Vitória – Polisportiva Gioiosa dura apenas 60 segundos, convidados aparecem em campo com 7 homens devido a um suposto ataque

Duas pistas comprovam isso, ainda que as pistas pudessem facilmente chegar a duzentas: muitas vezes assistimos à pantomima do jogador “machucado” e as equipas saíram com seis homens em campo só para evitar multa.

O que aconteceu hoje no estádio Stadio Comunale Gianni Cosimo, em Vittoria, no jogo do campeonato Eccellenza grupo B entre FC Vittoria e Polisportiva Gioiosa, inicialmente deixou espaço para mais de uma dúvida. Uma equipe que entrou em campo com apenas sete jogadores e uma partida que durou apenas o tempo suficiente para uma lesão – resultando na redução para seis jogadores – levou à suspensão.

Um cenário que, infelizmente, não representa uma novidade absoluta no panorama dos campeonatos amadores, onde situações semelhantes se repetiram diversas vezes ao longo dos anos, sobretudo nas categorias de base e nos campeonatos de Juniores.
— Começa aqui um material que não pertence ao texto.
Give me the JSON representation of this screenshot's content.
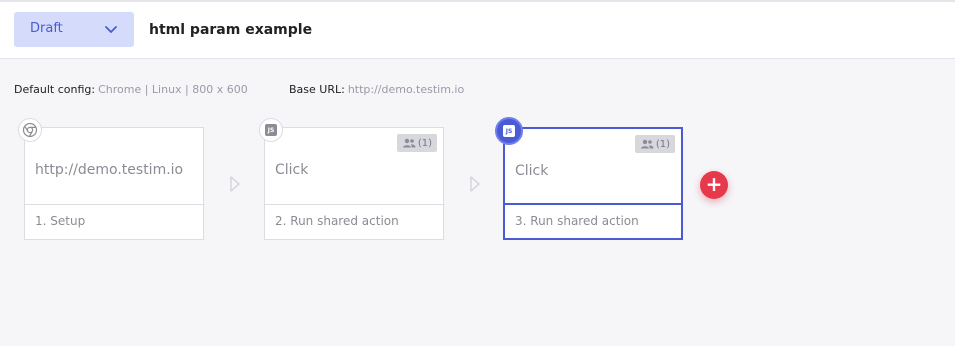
{
  "header": {
    "status": "Draft",
    "title": "html param example"
  },
  "config": {
    "default_label": "Default config:",
    "default_value": "Chrome | Linux | 800 x 600",
    "base_url_label": "Base URL:",
    "base_url_value": "http://demo.testim.io"
  },
  "steps": [
    {
      "body": "http://demo.testim.io",
      "footer": "1. Setup",
      "icon": "chrome-icon"
    },
    {
      "body": "Click",
      "footer": "2. Run shared action",
      "icon": "js-icon",
      "shared_count": "(1)"
    },
    {
      "body": "Click",
      "footer": "3. Run shared action",
      "icon": "js-icon",
      "shared_count": "(1)",
      "selected": true
    }
  ],
  "icons": {
    "js_label": "JS",
    "add": "+"
  },
  "colors": {
    "accent": "#4a5bd4",
    "status_bg": "#d5dbfb",
    "add_button": "#e7394c",
    "background": "#f6f6f9"
  }
}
Durante a noite, porém, também chegaram as primeiras explicações oficiais. A Polisportiva Gioiosa emitiu um comunicado no qual denuncia um grave ataque sofrido pelos seus membros nos balneários antes do jogo: “A ASD Polisportiva Gioiosa informa que o jogo de hoje, válido pelo campeonato Eccellenza (Grupo B) entre FC Vittoria e ASD Polisportiva Gioiosa, foi disputado – contra a nossa vontade – com apenas sete jogadores, devido a um ataque violento e cobarde perpetrado contra os nossos membros nos balneários do ‘Gianni No Estádio Municipal Cosimo pedimos desculpa aos nossos adeptos, que como sempre não faltaram apoio.”

Uma versão dos fatos que, se confirmada pelos órgãos federais e pelo relatório do árbitro, abriria cenários muito diferentes das hipóteses iniciais e que merece ser plenamente esclarecida.

No entanto, um facto básico permanece: o futebol amador siciliano continua frequentemente a estar no centro de episódios controversos, incluindo cancelamentos de jogos fora de casa, jogos disputados em condições extremas e situações que inevitavelmente acabam por prejudicar a imagem de todo o movimento.